Dr. King: While this study provides a solid benchmark for the clinical characteristics of the T-SPOT.TB test for screening individuals at risk for tuberculosis infection, direct comparison of the T-SPOT.TB test with the other available IGRA (QuantiFERON®-TB Gold) could further validate conclusions about the usefulness of these methodologically distinct IGRAs in different health care situations. The study also suggests that the T-SPOT.TB test is a reliable and accurate way to screen healthcare workers due to the test’s higher specificity when compared to the TST.

MedicalResearch.com: Is there anything else you would like to add?

Dr. King: While there are many logistical and operational factors that can explain high rates of reversions and conversions in TB testing, additional conclusive evidence is needed.  The significant advantages of using IGRAs as screening tools for TB infection have been documented and this study supports the use of the   T-SPOT.TB test among hospital healthcare workers.

Citation:

Dorman, S. E., Belknap, R., Graviss, E. A., Reves, R., Schluger, N., Weinfurter, P.,Tuberculosis Epidemiologic    Studies, C. (2014).

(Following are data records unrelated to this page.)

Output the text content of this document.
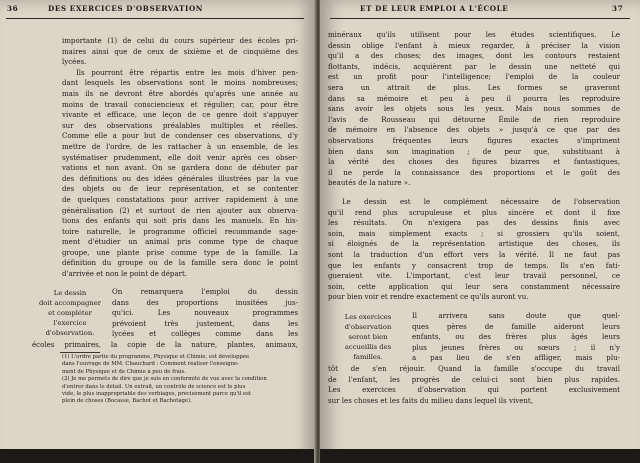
36	DES EXERCICES D'OBSERVATION
importante (1) de celui du cours supérieur des écoles pri-
maires ainsi que de ceux de sixième et de cinquième des
lycées.
Ils pourront être répartis entre les mois d'hiver pen-
dant lesquels les observations sont le moins nombreuses;
mais ils ne devront être abordés qu'après une année au
moins de travail consciencieux et régulier; car, pour être
vivante et efficace, une leçon de ce genre doit s'appuyer
sur des observations préalables multiples et réelles.
Comme elle a pour but de condenser ces observations, d'y
mettre de l'ordre, de les rattacher à un ensemble, de les
systématiser prudemment, elle doit venir après ces obser-
vations et non avant. On se gardera donc de débuter par
des définitions ou des idées générales illustrées par la vue
des objets ou de leur représentation, et se contenter
de quelques constatations pour arriver rapidement à une
généralisation (2) et surtout de rien ajouter aux observa-
tions des enfants qui soit pris dans les manuels. En his-
toire naturelle, le programme officiel recommande sage-
ment d'étudier un animal pris comme type de chaque
groupe, une plante prise comme type de la famille. La
définition du groupe ou de la famille sera donc le point
d'arrivée et non le point de départ.
Le dessin
doit accompagner
et compléter
l'exercice
d'observation.
On remarquera l'emploi du dessin
dans des proportions inusitées jus-
qu'ici. Les nouveaux programmes
prévoient très justement, dans les
lycées et collèges comme dans les
écoles primaires, la copie de la nature, plantes, animaux,
(1) L'ordre partie du programme, Physique et Chimie, est développée
dans l'ouvrage de MM. Chauchard : Comment réaliser l'enseigne-
ment de Physique et de Chimie à peu de frais.
(2) Je me permets de dire que je suis en conformité de vue avec la condition
d'entrer dans le détail. Un extrait, un contrôle de science est le plus
vide, le plus inappropriable des verbiages, précisément parce qu'il est
plein de choses (Bocasse, Bachot et Bachotage).
ET DE LEUR EMPLOI A L'ÉCOLE	37
minéraux qu'ils utilisent pour les études scientifiques. Le
dessin oblige l'enfant à mieux regarder, à préciser la vision
qu'il a des choses; des images, dont les contours restaient
flottants, indécis, acquièrent par le dessin une netteté qui
est un profit pour l'intelligence; l'emploi de la couleur
sera un attrait de plus. Les formes se graveront
dans sa mémoire et peu à peu il pourra les reproduire
sans avoir les objets sous les yeux. Mais nous sommes de
l'avis de Rousseau qui détourne Émile de rien reproduire
de mémoire en l'absence des objets » jusqu'à ce que par des
observations fréquentes leurs figures exactes s'impriment
bien dans son imagination ; de peur que, substituant à
la vérité des choses des figures bizarres et fantastiques,
il ne perde la connaissance des proportions et le goût des
beautés de la nature ».
Le dessin est le complément nécessaire de l'observation
qu'il rend plus scrupuleuse et plus sincère et dont il fixe
les résultats. On n'exigera pas des dessins finis avec
soin, mais simplement exacts ; si grossiers qu'ils soient,
si éloignés de la représentation artistique des choses, ils
sont la traduction d'un effort vers la vérité. Il ne faut pas
que les enfants y consacrent trop de temps. Ils s'en fati-
gueraient vite. L'important, c'est leur travail personnel, ce
soin, cette application qui leur sera constamment nécessaire
pour bien voir et rendre exactement ce qu'ils auront vu.
Les exercices
d'observation
seront bien
accueillis des
familles.
Il arrivera sans doute que quel-
ques pères de famille aideront leurs
enfants, ou des frères plus âgés leurs
plus jeunes frères ou sœurs ; il n'y
a pas lieu de s'en affliger, mais plu-
tôt de s'en réjouir. Quand la famille s'occupe du travail
de l'enfant, les progrès de celui-ci sont bien plus rapides.
Les exercices d'observation qui portent exclusivement
sur les choses et les faits du milieu dans lequel ils vivent,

Interferon-gamma release assays and tuberculin skin testing for diagnosis of latent tuberculosis infection in healthcare workers in the United States. Am J Respir Crit Care Med, 189(1), 77–87.
http://doi.org/10.1164/rccm.201302-0365OC

Citation:

Thomas C. King, Mark Upfal, Andrew Gottlieb, Philip Adamo, Edward Bernacki, Chris P. Kadlecek, Jeffrey G. Jones, Frances Humphrey-Carothers, Albert F. Rielly, Pamela Drewry, Kathy Murray, Marcie DeWitt, Janet Matsubara, Louis O’Dea, John Balser, and Peter Wrighton-Smith “T-SPOT.TB Interferon-γ Release Assay Performance in Healthcare Worker Screening at Nineteen U.S. Hospitals”, American Journal of Respiratory and Critical Care Medicine, Vol. 192, No. 3 (2015), pp. 367-373.